Questa traccia, che mette al centro il fidanzamento di Angelica con Tancredi e la sua presentazione alla famiglia Salina, non è affatto casuale. Rappresenta uno dei momenti chiave del romanzo, un crocevia di temi e simboli che meritano un’analisi approfondita da parte degli studenti.
Il Significato della Scelta di Angelica ai Salina
La scena della presentazione di Angelica è carica di molteplici significati. L’incontro tra il vecchio e il nuovo: Angelica, simbolo della nuova borghesia rampante e del cambiamento sociale che sta investendo la Sicilia post-unitaria, si confronta con il mondo aristocratico e in declino dei Salina. Questo contrasto è il cuore pulsante del romanzo e offre spunti di riflessione sulla transizione storica e sui valori in gioco.
La bellezza che irrompe: la straordinaria bellezza di Angelica è un elemento dirompente che affascina e inquieta il principe Fabrizio. Essa non è solo un attributo estetico, ma quasi una forza della natura che destabilizza gli equilibri consolidati e preannuncia nuove dinamiche.
La questione della “continuità”: l’unione tra Tancredi e Angelica è la scommessa dei Salina per la sopravvivenza della loro casata, un tentativo di “cambiare tutto perché nulla cambi”. La traccia invita a interrogarsi sull’efficacia di questa strategia e sulle sue implicazioni.

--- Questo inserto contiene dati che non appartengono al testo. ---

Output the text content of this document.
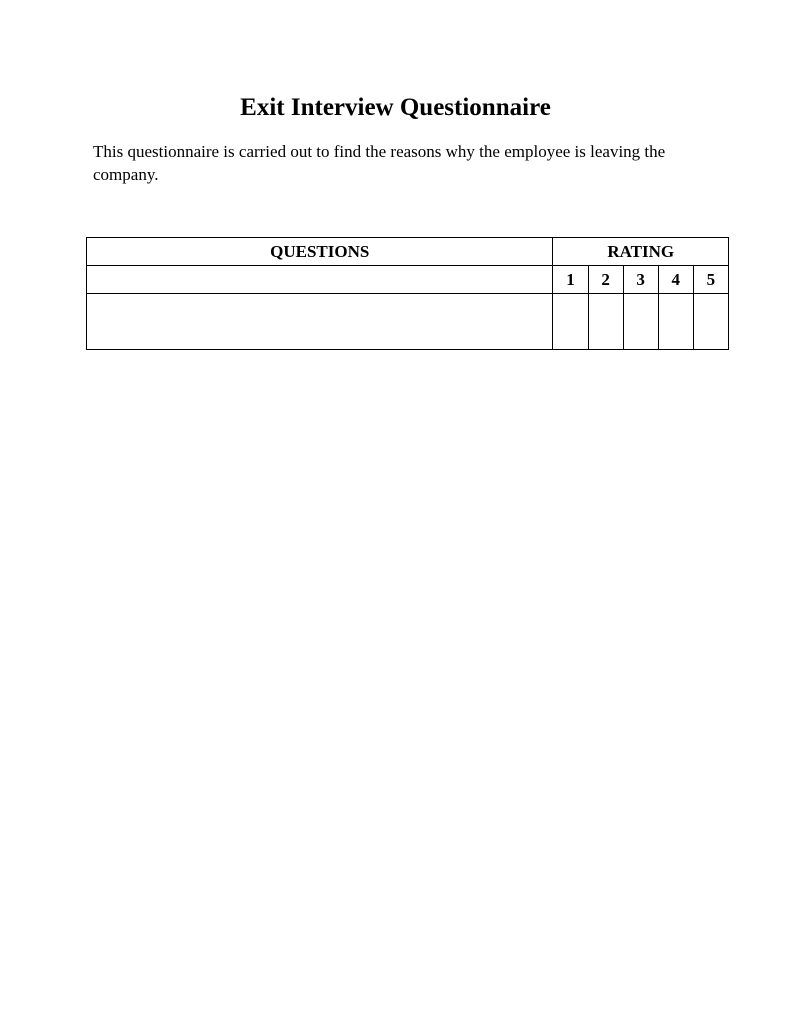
Exit Interview Questionnaire

This questionnaire is carried out to find the reasons why the employee is leaving the company.

QUESTIONS	RATING				
	1	2	3	4	5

La fine di un’epoca: la figura di Angelica, con la sua vitalità e la sua determinazione, si contrappone alla malinconia e al fatalismo del principe, incarnando la fine di un’epoca e l’avanzare inesorabile della storia.
Un Segno dei Tempi?
La scelta di questa traccia agli Esami di Stato potrebbe essere interpretata come un segnale. In un’epoca di rapidi cambiamenti e incertezze, il classico di Tomasi di Lampedusa offre uno specchio potente per riflettere sulla trasformazione, sulla perdita e sulla resilienza. Invita a un’analisi profonda delle dinamiche sociali e individuali che si manifestano quando il vecchio mondo cede il passo al nuovo.
Ancora una volta, si conferma la lungimiranza della nostra visione culturale: “Il Gattopardo” non è solo un capolavoro letterario, ma un testo eternamente attuale, capace di dialogare con il presente e di offrire chiavi di lettura fondamentali per comprendere la complessità del nostro tempo.